Updated 24 Jan - The Legal Perspective
I got a legal perspective via comments on Facebook from Douglas and Clara that I thought was worth including here.
"Firstly, it is likely that mindef had an infringement indemnification clause in the agreement with the supplier. Hence the suit against mindef was defended not by mindef but by the supplier in mindefs name. Secondly, the fundamental reason for patent protection is that the invention is the result of an inventive step. Thus if there is no inventive step a patent would not be granted. Ting's invention imho lacked an inventive step. The actual invention (as opposed to what mindef is using - see SCDF model) of sides that lift up to form a roof has been in use in many application such as food trucks and RVs for many years. Ting merely used that existing concept for a new purpose. And that lacks the necessary novelty that will enable patent protection to be given. That a patent was granted means that it is a weak patent. Thirdly, patents can always be challenged. And for weak patents or those which lack novelty, patent protection will be revoked."
"Plus IPOS only tightened up its patent application process on 14 Feb 2014. Before that, it was procedural more than anything else. Even if your product or idea didn't merit a patent, you can still successfully apply for one. http://mclaughlinip.com/patent-law-changes-2014/"

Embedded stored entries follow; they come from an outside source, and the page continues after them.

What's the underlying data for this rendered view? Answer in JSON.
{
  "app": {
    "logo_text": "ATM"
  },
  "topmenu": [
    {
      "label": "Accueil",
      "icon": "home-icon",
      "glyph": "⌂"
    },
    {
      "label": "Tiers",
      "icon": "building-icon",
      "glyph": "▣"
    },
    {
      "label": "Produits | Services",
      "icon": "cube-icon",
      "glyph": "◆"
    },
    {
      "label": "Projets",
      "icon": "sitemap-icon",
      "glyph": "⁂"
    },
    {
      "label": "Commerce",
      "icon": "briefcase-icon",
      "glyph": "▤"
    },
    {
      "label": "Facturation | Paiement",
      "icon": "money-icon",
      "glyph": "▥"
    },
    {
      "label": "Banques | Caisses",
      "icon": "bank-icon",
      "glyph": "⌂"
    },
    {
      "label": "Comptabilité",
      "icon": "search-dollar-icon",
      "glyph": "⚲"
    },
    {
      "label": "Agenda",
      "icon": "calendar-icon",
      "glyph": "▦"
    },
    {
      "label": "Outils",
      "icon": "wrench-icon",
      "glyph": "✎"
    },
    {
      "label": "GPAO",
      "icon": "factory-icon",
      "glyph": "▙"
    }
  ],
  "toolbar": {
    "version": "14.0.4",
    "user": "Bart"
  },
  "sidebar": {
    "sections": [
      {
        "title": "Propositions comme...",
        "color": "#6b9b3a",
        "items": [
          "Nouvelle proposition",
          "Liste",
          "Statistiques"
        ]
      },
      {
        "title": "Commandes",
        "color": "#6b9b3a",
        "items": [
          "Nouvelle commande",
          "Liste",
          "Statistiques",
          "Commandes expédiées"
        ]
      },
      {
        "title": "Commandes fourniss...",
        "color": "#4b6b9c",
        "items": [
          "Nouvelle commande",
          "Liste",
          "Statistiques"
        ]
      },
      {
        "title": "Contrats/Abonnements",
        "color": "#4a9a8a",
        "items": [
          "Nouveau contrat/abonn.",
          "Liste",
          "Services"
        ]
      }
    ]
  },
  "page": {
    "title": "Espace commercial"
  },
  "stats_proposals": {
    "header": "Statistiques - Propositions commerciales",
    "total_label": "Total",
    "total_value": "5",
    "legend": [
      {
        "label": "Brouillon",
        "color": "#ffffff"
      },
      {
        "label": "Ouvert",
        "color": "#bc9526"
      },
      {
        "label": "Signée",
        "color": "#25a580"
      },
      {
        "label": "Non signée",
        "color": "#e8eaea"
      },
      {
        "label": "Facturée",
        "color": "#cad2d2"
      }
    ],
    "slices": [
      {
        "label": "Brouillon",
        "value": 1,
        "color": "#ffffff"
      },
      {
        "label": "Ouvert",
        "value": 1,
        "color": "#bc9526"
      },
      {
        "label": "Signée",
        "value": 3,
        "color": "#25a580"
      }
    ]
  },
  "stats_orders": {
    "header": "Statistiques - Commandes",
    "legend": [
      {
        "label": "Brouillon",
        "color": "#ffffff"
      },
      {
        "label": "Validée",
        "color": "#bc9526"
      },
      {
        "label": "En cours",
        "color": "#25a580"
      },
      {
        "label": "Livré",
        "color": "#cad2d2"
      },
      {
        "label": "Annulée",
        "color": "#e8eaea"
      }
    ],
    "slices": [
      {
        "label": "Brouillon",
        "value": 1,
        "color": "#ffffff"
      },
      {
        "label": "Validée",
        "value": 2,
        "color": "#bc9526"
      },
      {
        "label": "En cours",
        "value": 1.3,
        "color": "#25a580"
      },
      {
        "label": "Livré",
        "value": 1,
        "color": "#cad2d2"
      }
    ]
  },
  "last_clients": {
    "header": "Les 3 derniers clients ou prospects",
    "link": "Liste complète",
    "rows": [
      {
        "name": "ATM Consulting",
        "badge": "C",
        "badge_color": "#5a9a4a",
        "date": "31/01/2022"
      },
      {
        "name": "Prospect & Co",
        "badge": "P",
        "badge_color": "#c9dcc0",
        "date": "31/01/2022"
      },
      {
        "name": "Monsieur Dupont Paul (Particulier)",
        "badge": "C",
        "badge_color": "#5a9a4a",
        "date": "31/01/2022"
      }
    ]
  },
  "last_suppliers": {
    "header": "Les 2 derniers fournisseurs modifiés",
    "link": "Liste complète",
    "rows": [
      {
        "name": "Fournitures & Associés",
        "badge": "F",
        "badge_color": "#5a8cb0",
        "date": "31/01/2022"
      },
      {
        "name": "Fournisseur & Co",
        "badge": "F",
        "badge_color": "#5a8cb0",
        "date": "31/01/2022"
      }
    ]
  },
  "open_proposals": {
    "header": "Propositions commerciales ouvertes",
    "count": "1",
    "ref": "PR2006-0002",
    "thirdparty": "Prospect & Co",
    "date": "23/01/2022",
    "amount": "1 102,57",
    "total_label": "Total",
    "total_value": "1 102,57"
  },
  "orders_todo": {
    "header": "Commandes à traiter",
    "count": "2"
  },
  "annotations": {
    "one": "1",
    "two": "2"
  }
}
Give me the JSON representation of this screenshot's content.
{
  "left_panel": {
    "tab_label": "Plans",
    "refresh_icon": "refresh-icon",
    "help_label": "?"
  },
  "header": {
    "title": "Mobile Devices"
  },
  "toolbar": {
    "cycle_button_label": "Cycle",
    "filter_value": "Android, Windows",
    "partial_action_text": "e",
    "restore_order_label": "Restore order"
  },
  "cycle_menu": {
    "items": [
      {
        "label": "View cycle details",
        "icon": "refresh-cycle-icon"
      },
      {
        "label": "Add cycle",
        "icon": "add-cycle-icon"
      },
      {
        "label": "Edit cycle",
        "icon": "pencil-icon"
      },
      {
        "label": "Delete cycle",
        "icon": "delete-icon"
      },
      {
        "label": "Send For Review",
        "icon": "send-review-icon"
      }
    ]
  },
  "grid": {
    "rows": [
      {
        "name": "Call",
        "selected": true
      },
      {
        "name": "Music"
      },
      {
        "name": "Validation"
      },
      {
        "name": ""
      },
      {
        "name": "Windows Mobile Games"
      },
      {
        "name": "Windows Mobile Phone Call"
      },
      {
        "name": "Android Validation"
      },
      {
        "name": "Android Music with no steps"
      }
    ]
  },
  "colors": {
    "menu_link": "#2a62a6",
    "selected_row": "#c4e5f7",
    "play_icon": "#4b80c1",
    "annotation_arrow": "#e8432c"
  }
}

Among the "Ten Things You Need to Know" from the above URL, this is the first bullet point:
"It will no longer be possible to obtain a patent for an invention which is deemed not to be patentable."
Pretty shocking that this implies that before Feb 2014, you could still patent and idea deemed not to be patentable!
Full Disclosure: The writer is an employee of the SAF. But I am currently studying and have no involvement or special knowledge of this case whatsoever.
Full Disclosure: The writer is an employee of the SAF. But I am currently studying and have no involvement or special knowledge of this case whatsoever.